In traditional art, skills of an artist and their inspiration from nature were combined into works that communicated the beauty of a location. There was an intimate relationship between the artist who knew the nature and the audience who knew the artist. Our projector draws on the effects that technology has on our interaction with nature. In particular, the attempts that are made through technology to artificially satisfy out naturistic need. We would like to encourage our audience to rethink their own relationship with wild environments and think twice about using technology to fulfill nature cravings. Hopefully they will realize that most of the random nature pictures that are taken, are all very similar and lack originality that direct interaction with nature is far superior.
By Maria Maddocks, Kayley Meden, and Elizabeth Kingston
Our project explores the effects that the social media “highlight reel” has on our mental and emotional health and well-being as individuals. In today’s society, social media is such a consistent part of most of our daily lives, and we are bombarded with the highlights of hundreds, even thousands, of people’s lives each day. Being exposed to so many images and an abundance of information about the best parts of people’s lives on such a frequent basis often forces us to look at our lives and begin to compare the “highlights” of our lives to others, even if it is subconsciously.
This project challenges the highlight reel that we are so familiar with by exposing the true and raw issues and experiences everyone faces on a daily basis but doesn’t typically share with the world. It forces us to be be faced with real and raw information and images of their peer’s struggles juxtaposed with the highlight reel we are familiar with.
By Spencer Jennings, Audrey Lund, and James Thompson
This work is an amalgamation of three separate components, brought together to create an abstract image to be interpreted on a case by case basis. It aims to demonstrate how our psychological sate may determine as much meaning as much as any real stimulus. Each viewer’s experience should be unique, highlighting mental bias and increasing self awareness.

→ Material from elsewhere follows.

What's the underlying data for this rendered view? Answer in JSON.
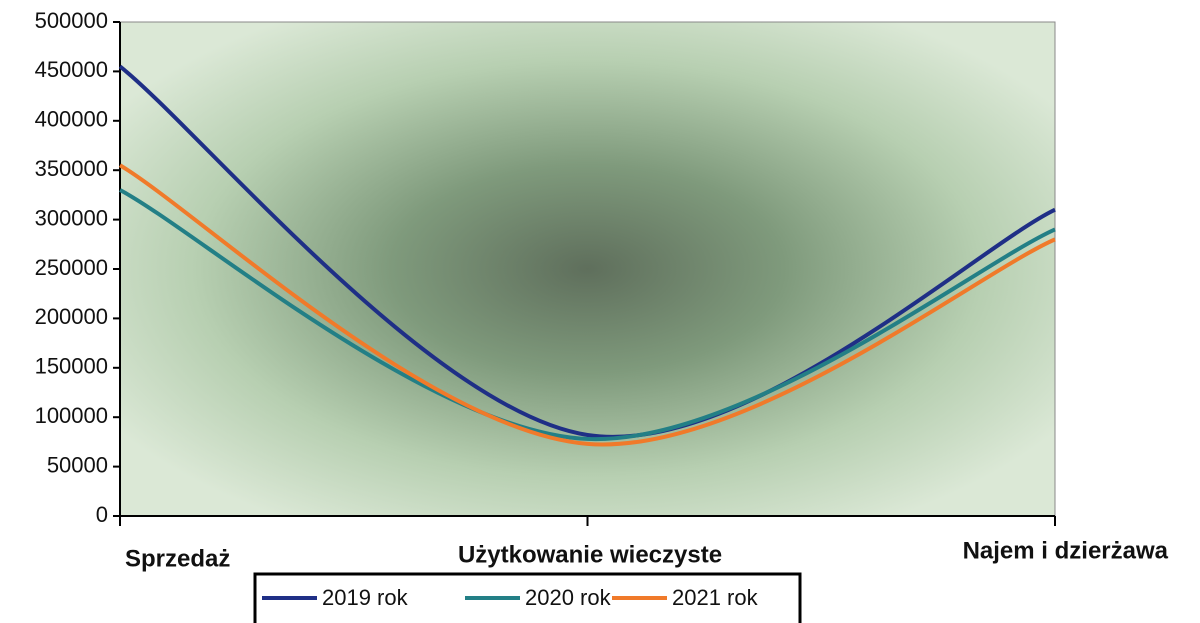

It is based on klecksography and draws from the Rorschach test with its inkblot images used by psychologists. Likewise, it is an abstract and symmetrical image that may be read as any number of objects, locations, creatures, etc. The animation is viewed on a surface of a warped, digitally modeled 3D plane through a VR headset. The virtual or ‘unreal’ environment of the work references the invalidity of any meaning derived by the viewer.